Looked all over the net for OEM housing studs which seem to be non-existant. Might have been Dr Diff (don't remember) who said use Ford 9 in studs which are a bit longer than the originals. Bought and installed them and they work just fine.
 
Your original housing most likely is bent. It is also possible that your replacement housing is bent. The wearing out of oil seal is a indication. A good shop that rebuilds rear ends should be able to check and straighten your housing. I made tools to do my own. Almost all rear ends are bent to some degree. The 8 1/4 rear end I did last was out 1/4" on the drivers side and 1/2" on the pass side.
 
Your housing could be bent into a U and it still wouldn't cause wheel wobble.
New or not, that axle shaft is out
The axle shafts have been replaced twice. Not sure if it was wobbling before because I didn't notice until someone driving behind me pointed it out.
 
.........(The shaft isn't actually bent, they're brand new).............
Unless you've indicated it in centers or at least on "V" blocks, because it's "new", don't always mean good.
What axle bearings do you have? Did you set axle end play correctly?
 
My 8.75 housing had no axle or housing studs. Axle stud replacement was easy as they used modified grade 8 bolts/nuts which came with my rear disc conversion.
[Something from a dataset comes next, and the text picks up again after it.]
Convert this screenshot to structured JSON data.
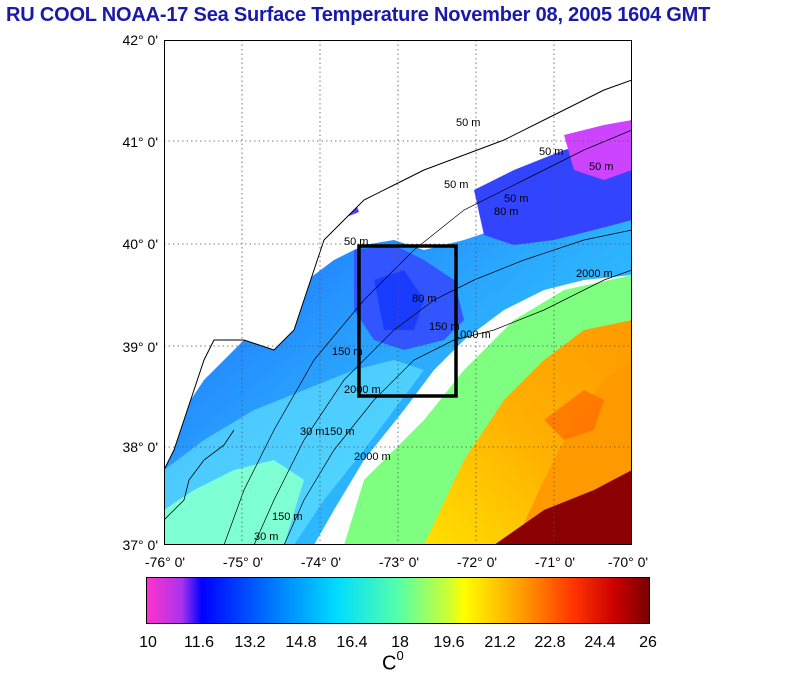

Looked all over the net for OEM housing studs which seem to be non-existant. Might have been Dr Diff (don't remember) who said use Ford 9 in studs which are a bit longer than the originals. Bought and installed them and they work just fine.
I have just one question... how do you install them? It looks like the originals were machine-pressed into the holes from inside the housing.
 
Unless you've indicated it in centers or at least on "V" blocks, because it's "new", don't always mean good.
What axle bearings do you have? Did you set axle end play correctly?
I didn't do the work myself, because it was long before I took interest in working on the car myself. I am still learning as I go, and I haven't done any axle work on it yet. So I'm not sure how to set "end play" and I don't know what kind of bearings are in it.
 
I assume, did not check 66 8 3/4 but wonder if your thrust block is in place! You will never get end play adjusted with out it and it indicates the issues you are having.
 
I have just one question... how do you install them? It looks like the originals were machine-pressed into the holes from inside the housing.

It was super easy to install them - push them through from the inside till they start to mesh with the housing. Run the nuts on them till the stud is seated in place. Can be done using a rachet and deepwell but much easier (and quicker) if you have air and a small 3/8th impact - which is what I used. No 1/2 in deep wells so didn't use the 1/2 in impact and I couldn't put my hand on the 1/2 to 3/8 adapter (and still haven't found it and it's been over a year since I installed the studs!!)